If you want to enter as an officer, you have to at least have a diploma, and serving officers need to have a bachelor’s degree before being considered for the rank of Colonel.
“This way, we will be able to form a better military force not only from a practical perspective but also their way of thinking. For example, the equipment that we use now are very sophisticated and skill-demanding, so the person who handles them must have a good academic background,”- Major General Datuk Abdul Aziz Ibrahim, translated from Utusan.
Promotion can be time-consuming, too. Starting July 2016, promotions are based on time of service: a Private will be promoted to a Lance Corporal after 5 years of service (pay raise from RM1,500 to RM1,700), and become a Corporal within the next three years (pay RM2,200 to RM4,000, including living expense allowances and stuff).
So going in through the front entrance, it would take a vanilla person some eight years to climb the bottom three ranks in the military. Despite that, the younger generation seem to be more interested to enlist. 2015 statistics showed a 12.6% increase in applications to join the military.
“This clearly shows that a career in the MAF is attracting the interest of young people. Based on this reception, we need to choose the best to fill the posts in the MAF.” – Datuk Mohd Johari Baharom, Deputy Defence Minister in 2016, translated from Utusan.
However, with all these honorary ranks going around, one might wonder…
Have military ranks went the way of datukships?
Remember when having a Datuk in front of your name meant something? It still means something now, but for most people the meaning would probably have something to do with money and connections. Military uniforms and ranks still mean something to a lot of people, particularly to those who are serving (or have served) in the military.

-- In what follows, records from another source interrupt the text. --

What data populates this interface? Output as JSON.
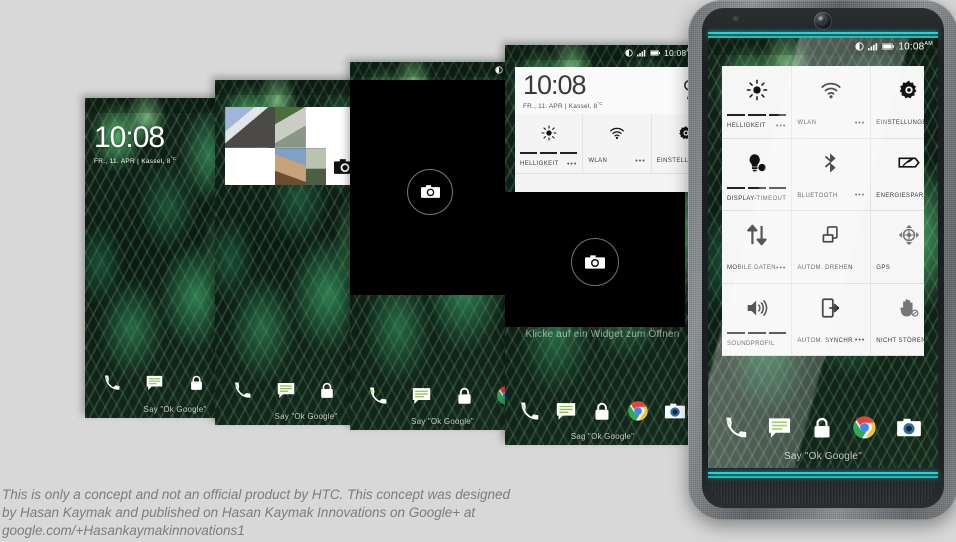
{
  "caption": {
    "line1": "This is only a concept and not an official product by HTC. This concept was designed",
    "line2": "by Hasan Kaymak and published on Hasan Kaymak Innovations on Google+ at",
    "line3": "google.com/+Hasankaymakinnovations1"
  },
  "statusbar": {
    "time": "10:08",
    "meridiem": "AM",
    "icons": [
      "do-not-disturb-icon",
      "signal-icon",
      "battery-icon"
    ]
  },
  "clock_widget": {
    "time": "10:08",
    "date": "FR., 11. APR | Kassel, 8",
    "degree": "°C"
  },
  "dock": {
    "items": [
      {
        "name": "phone",
        "icon": "phone-icon"
      },
      {
        "name": "messages",
        "icon": "message-icon"
      },
      {
        "name": "lock",
        "icon": "lock-icon"
      },
      {
        "name": "chrome",
        "icon": "chrome-icon"
      },
      {
        "name": "camera",
        "icon": "camera-icon"
      }
    ],
    "hint": "Say \"Ok Google\"",
    "hint_de": "Sag \"Ok Google\""
  },
  "widget_picker": {
    "hint": "Klicke auf ein Widget zum Öffnen",
    "camera_widget_icon": "camera-icon"
  },
  "quick_settings": {
    "tiles": [
      {
        "label": "HELLIGKEIT",
        "icon": "brightness-icon",
        "dots": "•••",
        "bars": true
      },
      {
        "label": "WLAN",
        "icon": "wifi-icon",
        "dots": "•••",
        "bars": false
      },
      {
        "label": "EINSTELLUNGEN",
        "icon": "gear-icon",
        "dots": "",
        "bars": false
      },
      {
        "label": "DISPLAY-TIMEOUT",
        "icon": "bulb-icon",
        "dots": "",
        "bars": true
      },
      {
        "label": "BLUETOOTH",
        "icon": "bluetooth-icon",
        "dots": "•••",
        "bars": false
      },
      {
        "label": "ENERGIESPARM.",
        "icon": "powersave-icon",
        "dots": "•••",
        "bars": false
      },
      {
        "label": "MOBILE DATEN",
        "icon": "mobiledata-icon",
        "dots": "•••",
        "bars": false
      },
      {
        "label": "AUTOM. DREHEN",
        "icon": "autorotate-icon",
        "dots": "",
        "bars": false
      },
      {
        "label": "GPS",
        "icon": "gps-icon",
        "dots": "•••",
        "bars": false
      },
      {
        "label": "SOUNDPROFIL",
        "icon": "volume-icon",
        "dots": "",
        "bars": true
      },
      {
        "label": "AUTOM. SYNCHR.",
        "icon": "autosync-icon",
        "dots": "•••",
        "bars": false
      },
      {
        "label": "NICHT STÖREN",
        "icon": "donotdisturb-icon",
        "dots": "•••",
        "bars": false
      }
    ]
  },
  "photo_widget": {
    "camera_icon": "camera-icon",
    "tiles": [
      "photo-bridge",
      "photo-hands",
      "photo-bench",
      "photo-vintage",
      "photo-camera-tile",
      "photo-gazebo",
      "photo-lawn"
    ]
  },
  "colors": {
    "accent_teal": "#1fd6d6",
    "panel_bg": "#f4f4f4",
    "page_bg": "#d8d8d8",
    "caption_text": "#7c7c7c"
  }
}
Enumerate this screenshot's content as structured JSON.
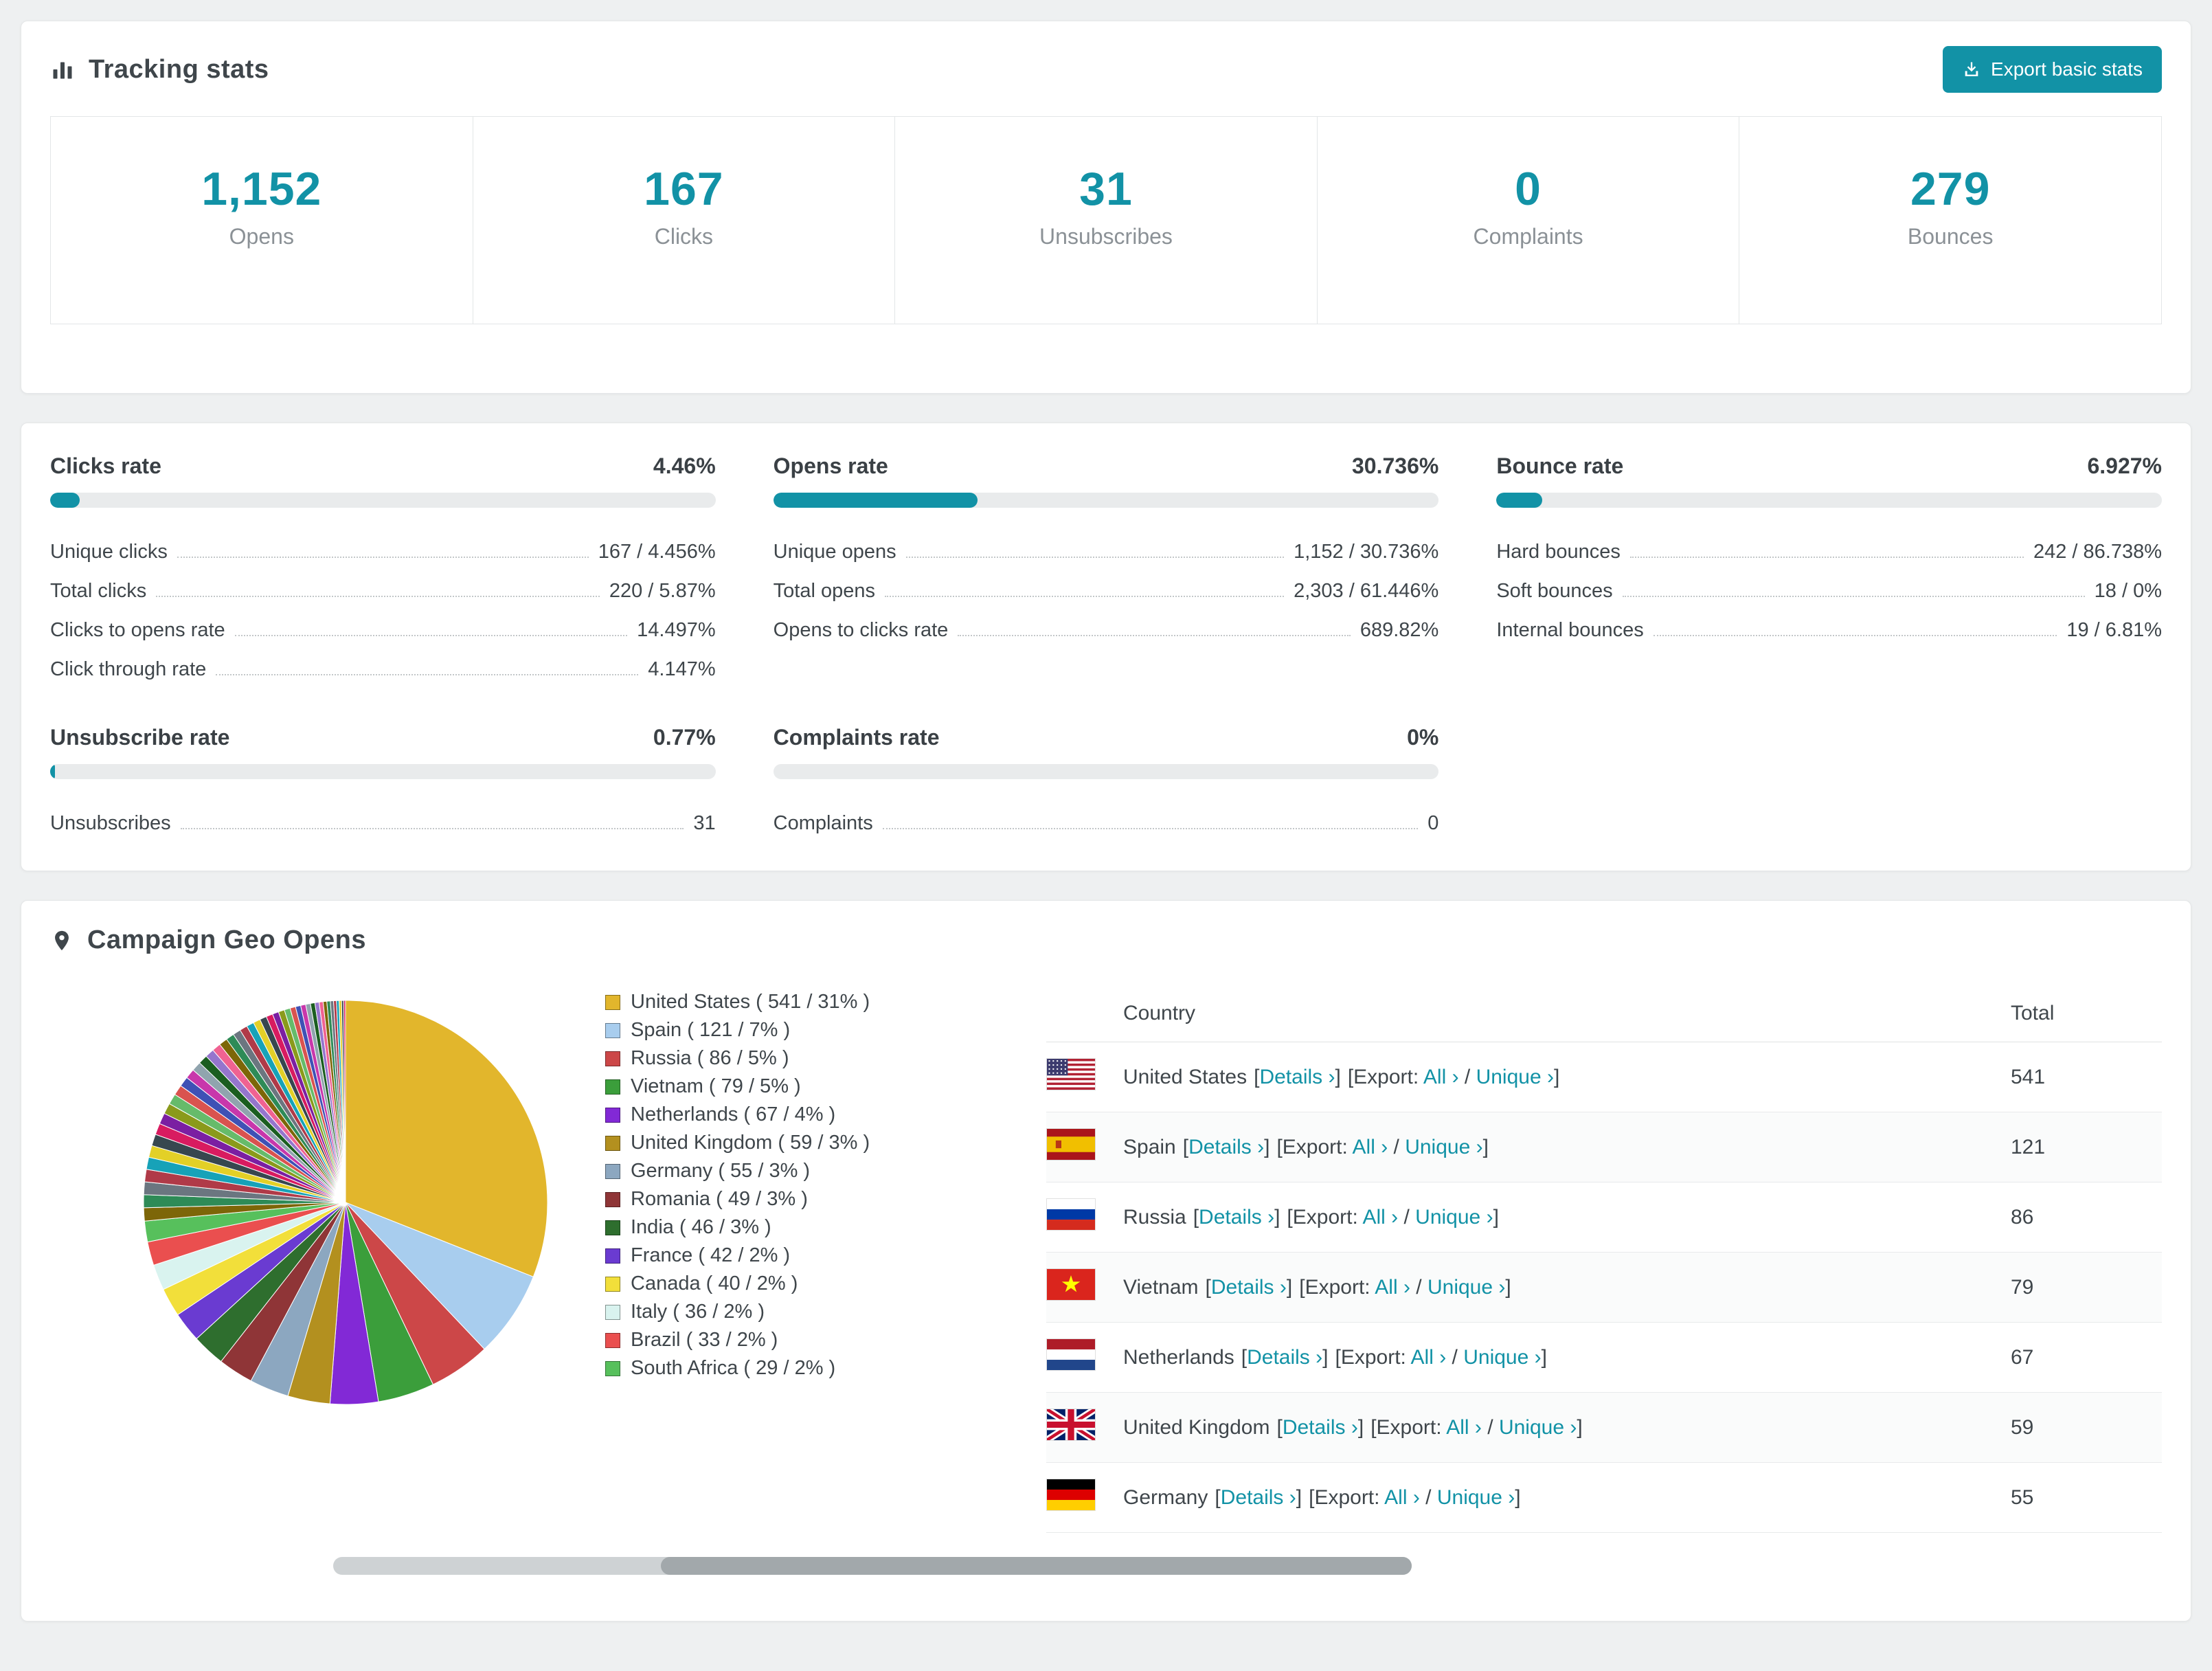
{
  "colors": {
    "accent": "#1292a6",
    "link": "#1292a6",
    "title_text": "#3f464b",
    "muted_text": "#8b9196"
  },
  "tracking": {
    "title": "Tracking stats",
    "export_label": "Export basic stats",
    "stats": [
      {
        "value": "1,152",
        "label": "Opens"
      },
      {
        "value": "167",
        "label": "Clicks"
      },
      {
        "value": "31",
        "label": "Unsubscribes"
      },
      {
        "value": "0",
        "label": "Complaints"
      },
      {
        "value": "279",
        "label": "Bounces"
      }
    ]
  },
  "rates": [
    {
      "title": "Clicks rate",
      "value": "4.46%",
      "percent": 4.46,
      "rows": [
        [
          "Unique clicks",
          "167 / 4.456%"
        ],
        [
          "Total clicks",
          "220 / 5.87%"
        ],
        [
          "Clicks to opens rate",
          "14.497%"
        ],
        [
          "Click through rate",
          "4.147%"
        ]
      ]
    },
    {
      "title": "Opens rate",
      "value": "30.736%",
      "percent": 30.736,
      "rows": [
        [
          "Unique opens",
          "1,152 / 30.736%"
        ],
        [
          "Total opens",
          "2,303 / 61.446%"
        ],
        [
          "Opens to clicks rate",
          "689.82%"
        ]
      ]
    },
    {
      "title": "Bounce rate",
      "value": "6.927%",
      "percent": 6.927,
      "rows": [
        [
          "Hard bounces",
          "242 / 86.738%"
        ],
        [
          "Soft bounces",
          "18 / 0%"
        ],
        [
          "Internal bounces",
          "19 / 6.81%"
        ]
      ]
    },
    {
      "title": "Unsubscribe rate",
      "value": "0.77%",
      "percent": 0.77,
      "rows": [
        [
          "Unsubscribes",
          "31"
        ]
      ]
    },
    {
      "title": "Complaints rate",
      "value": "0%",
      "percent": 0,
      "rows": [
        [
          "Complaints",
          "0"
        ]
      ]
    }
  ],
  "geo": {
    "title": "Campaign Geo Opens",
    "chart_data": {
      "type": "pie",
      "title": "Campaign Geo Opens",
      "legend_position": "right",
      "labels": [
        "United States",
        "Spain",
        "Russia",
        "Vietnam",
        "Netherlands",
        "United Kingdom",
        "Germany",
        "Romania",
        "India",
        "France",
        "Canada",
        "Italy",
        "Brazil",
        "South Africa"
      ],
      "values": [
        541,
        121,
        86,
        79,
        67,
        59,
        55,
        49,
        46,
        42,
        40,
        36,
        33,
        29
      ],
      "percents": [
        31,
        7,
        5,
        5,
        4,
        3,
        3,
        3,
        3,
        2,
        2,
        2,
        2,
        2
      ],
      "colors": [
        "#e2b62c",
        "#a8cdee",
        "#cc4748",
        "#3b9e3b",
        "#8229d6",
        "#b3901f",
        "#8ca7c0",
        "#8f3537",
        "#2e6e2e",
        "#6a3bd1",
        "#f2df3a",
        "#d9f3ef",
        "#ea4f4f",
        "#57c05c"
      ],
      "others": {
        "value": 462,
        "slices": 44,
        "palette": [
          "#7d6608",
          "#2e8b57",
          "#6b7680",
          "#b03a48",
          "#17a2b8",
          "#e3d027",
          "#37474f",
          "#d81b60",
          "#7b1fa2",
          "#8a9a1b",
          "#66bb6a",
          "#d9534f",
          "#3f51b5",
          "#c837ab",
          "#90a4ae",
          "#1b5e20",
          "#9575cd",
          "#f06292"
        ]
      }
    },
    "table": {
      "headers": [
        "Country",
        "Total"
      ],
      "details_label": "Details ›",
      "export_label": "Export:",
      "all_label": "All ›",
      "unique_label": "Unique ›",
      "rows": [
        {
          "country": "United States",
          "total": "541",
          "flag": "us"
        },
        {
          "country": "Spain",
          "total": "121",
          "flag": "es"
        },
        {
          "country": "Russia",
          "total": "86",
          "flag": "ru"
        },
        {
          "country": "Vietnam",
          "total": "79",
          "flag": "vn"
        },
        {
          "country": "Netherlands",
          "total": "67",
          "flag": "nl"
        },
        {
          "country": "United Kingdom",
          "total": "59",
          "flag": "gb"
        },
        {
          "country": "Germany",
          "total": "55",
          "flag": "de"
        }
      ]
    }
  }
}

“We had to really slog all our lives to get these ranks on our uniform. And I feel it is absolute rubbish of the military to give honorary ranks to menteri besars, politicians and celebrities,” – Brig Gen (Ret) Mohamed Arshad Raji, president of Patriot, to FMT.
Datuk Mohamed Arshad revealed that he finally got his Brigadier General rank at the age of 50, close to his retirement. He had voiced his displeasure on several issues, like when the former Defence Minister saw the military uniform as a fashion statement, when politicians showed up in public not wearing the military uniform the right way, and when a politician wore a paratrooper’s badge when inspecting a march formation.
“(on the paratrooper’s badge issue) Some lost their lives protecting the country by being a paratrooper. How many times have they parachuted?” – Brig Jen (B) Datuk Mohamed Arshad Raji, translated fromFMT.
The MAF has made efforts to improve a lot of its systems to raise its image as the country’s protector. But there’s still a lot to be done by the Minister who holds the Defence portfolio, for example resolving issues regarding its veterans’ welfare. Past scandals, like the purchase of the Scorpene sub should also be investigated to clear the military’s image. It’s a big pile of mess to clean up, and reviewing the practice of giving ranks to the unworthy seems to be as good a place to start as any.